Today is Spy Wednesday, when our attention is focussed on the hapless Judas Iscariot. How easy it is to use Judas as the scapegoat, the one on whom we can place all our own moments of unfaithfulness, cheating and betrayal. I have always felt a degree of sympathy for Judas – we know how his story ended: recognising the enormity of his mistake he takes his own life, described by St Luke, in particular, in pretty graphic terms, at the beginning of the Acts of the Apostles. My response to Judas has partly been influenced by my own Godfather who as a drama teacher in a church school in Cardiff used to produce a Passion Play with his pupils each year which was often staged in Llandaff Cathedral; he would often explore the character of Judas in these productions offering sympathetic interpretations of his actions. Unsurprisingly, such musing caused local comment and discussion, but his treatment of Judas certainly made an impression on his Godson as a teenager, at a time when I was exploring my faith all the more deeply.
Against that background, I offer this Eucharist in memory of my Godfather and Uncle who has recently died and whose funeral, like some many others at this time, had to be carried out with only his children, my cousins present.
But back to Judas: moments of crisis evoke both great acts of self-sacrifice (of which more tomorrow, in the context of Maundy Thursday) but also the opportunity for misunderstanding and mistake. Against the background of the Passion narrative, none of those who were to become the apostles, come out of it very positively, save perhaps the one identified as the Beloved Disciple. Undoubtedly, Judas got things catastrophically wrong; he may have acted out of pure greed (have we never been greedy ourselves), he may have acted out of a complete failure to understand Jesus’s purpose and his true identity as Messiah (can any of us fully understand Jesus of Nazareth, the one we acclaim as Christ, Son of God, the one who is God incarnate, God with us?)
In our own time of crisis, together we are trying to do the right thing and find ways forward to support each other but there will be moments of disagreement and division in how to best achieve that. Mistakes have been and will continue to be made; but let us not “stand in judgement” or be too swift to criticise, adopting some self-identified “moral high ground”. The events of Holy Week remind us that we all hold some responsibility for that which we know to be sinful and disordered in the world, both individually and corporately: it is rightly an uncomfortable week, even if the early writers identified it as the Great Week.
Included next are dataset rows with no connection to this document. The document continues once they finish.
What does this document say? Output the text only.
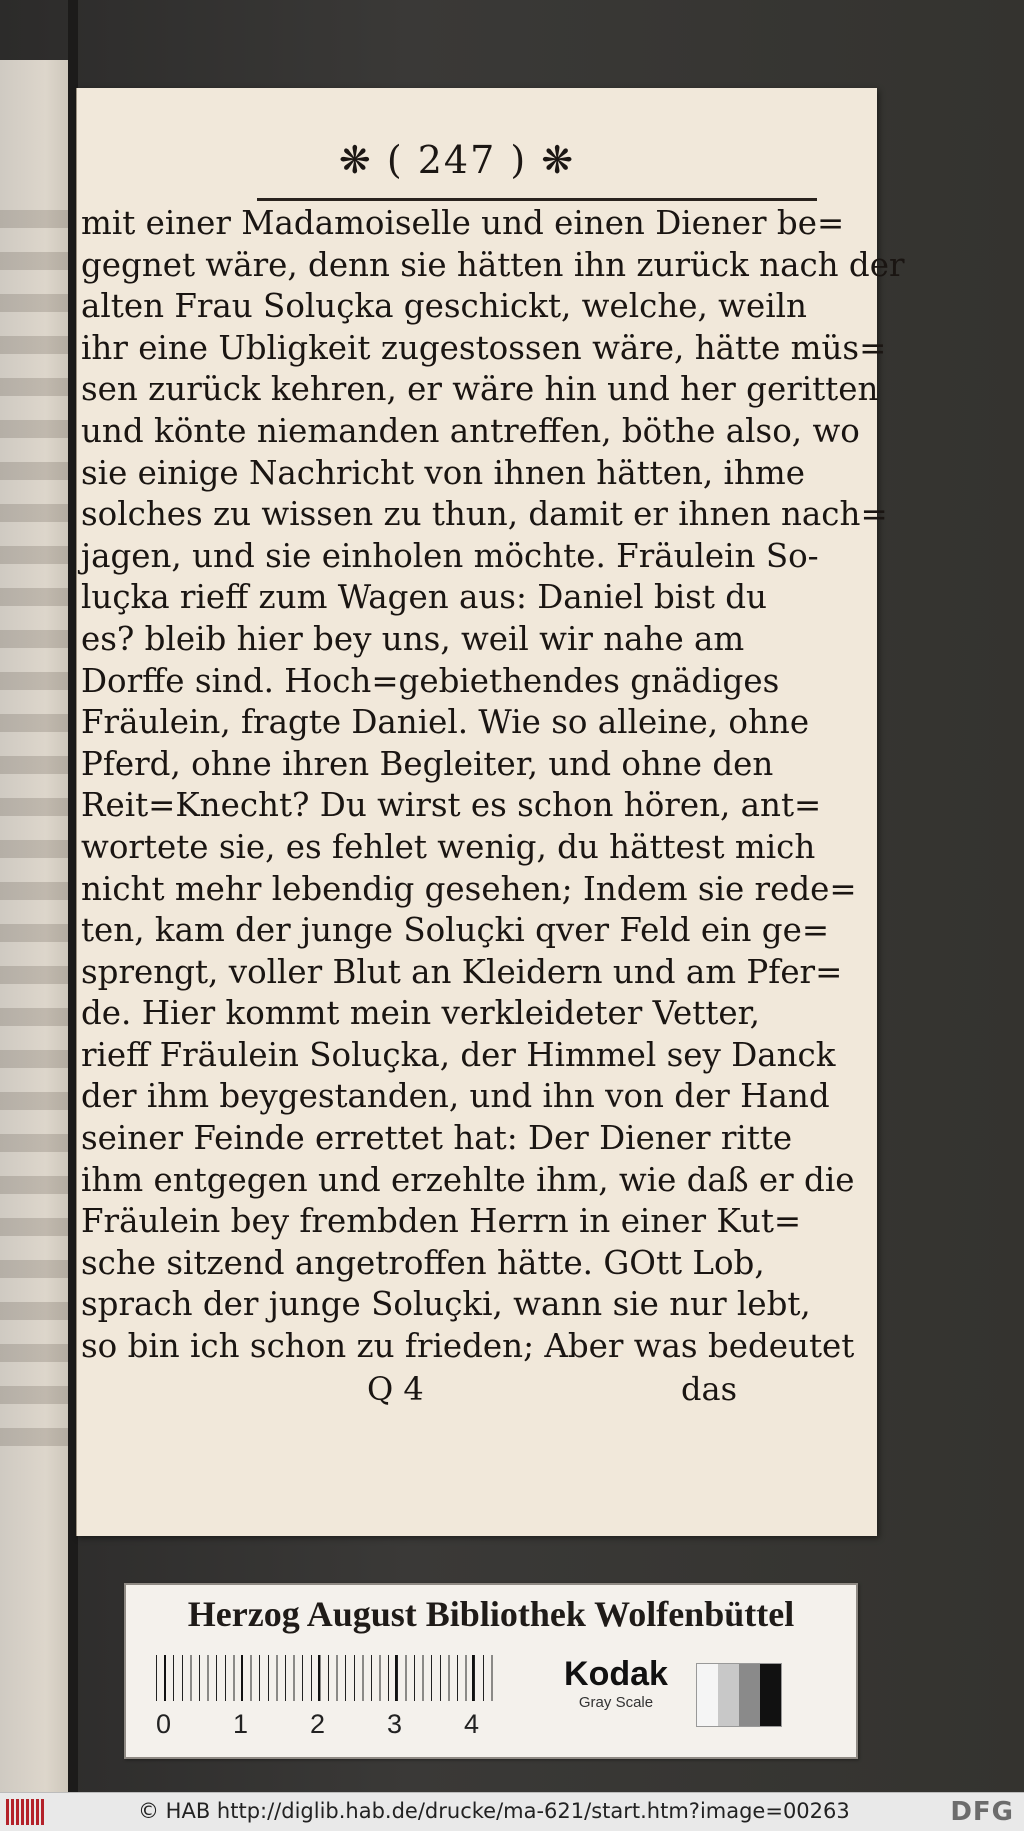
❋ ( 247 ) ❋
mit einer Madamoiselle und einen Diener be=
gegnet wäre, denn sie hätten ihn zurück nach der
alten Frau Soluçka geschickt, welche, weiln
ihr eine Ubligkeit zugestossen wäre, hätte müs=
sen zurück kehren, er wäre hin und her geritten
und könte niemanden antreffen, böthe also, wo
sie einige Nachricht von ihnen hätten, ihme
solches zu wissen zu thun, damit er ihnen nach=
jagen, und sie einholen möchte. Fräulein So-
luçka rieff zum Wagen aus: Daniel bist du
es? bleib hier bey uns, weil wir nahe am
Dorffe sind. Hoch=gebiethendes gnädiges
Fräulein, fragte Daniel. Wie so alleine, ohne
Pferd, ohne ihren Begleiter, und ohne den
Reit=Knecht? Du wirst es schon hören, ant=
wortete sie, es fehlet wenig, du hättest mich
nicht mehr lebendig gesehen; Indem sie rede=
ten, kam der junge Soluçki qver Feld ein ge=
sprengt, voller Blut an Kleidern und am Pfer=
de. Hier kommt mein verkleideter Vetter,
rieff Fräulein Soluçka, der Himmel sey Danck
der ihm beygestanden, und ihn von der Hand
seiner Feinde errettet hat: Der Diener ritte
ihm entgegen und erzehlte ihm, wie daß er die
Fräulein bey frembden Herrn in einer Kut=
sche sitzend angetroffen hätte. GOtt Lob,
sprach der junge Soluçki, wann sie nur lebt,
so bin ich schon zu frieden; Aber was bedeutet
Q 4	das
Herzog August Bibliothek Wolfenbüttel
0 1 2 3 4
Kodak
Gray Scale
© HAB http://diglib.hab.de/drucke/ma-621/start.htm?image=00263	DFG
They did so because, of course, out of the horror of the events of this week came the road to hope. In this morning’s Gospel, we read “after receiving the piece of bread, he, Judas, immediately went out. And it was night. When he had gone out, Jesus said, “Now the Son of Man has been glorified, and God has been glorified in him.” As is so frequently the case in John’s Gospel, we are confronted once more with the battle between light and darkness…………”it was night…….now the Son of Man has been glorified”. God brings light out of darkness, hope out of despair, forgiveness in the face of terrible evil……..Father, forgive them, they do not know what they are doing……….life out of death. Our salvation is surely also Judas’ salvation………….St Paul reminds us the cross is a scandal and the depth of God’s love knows no bounds.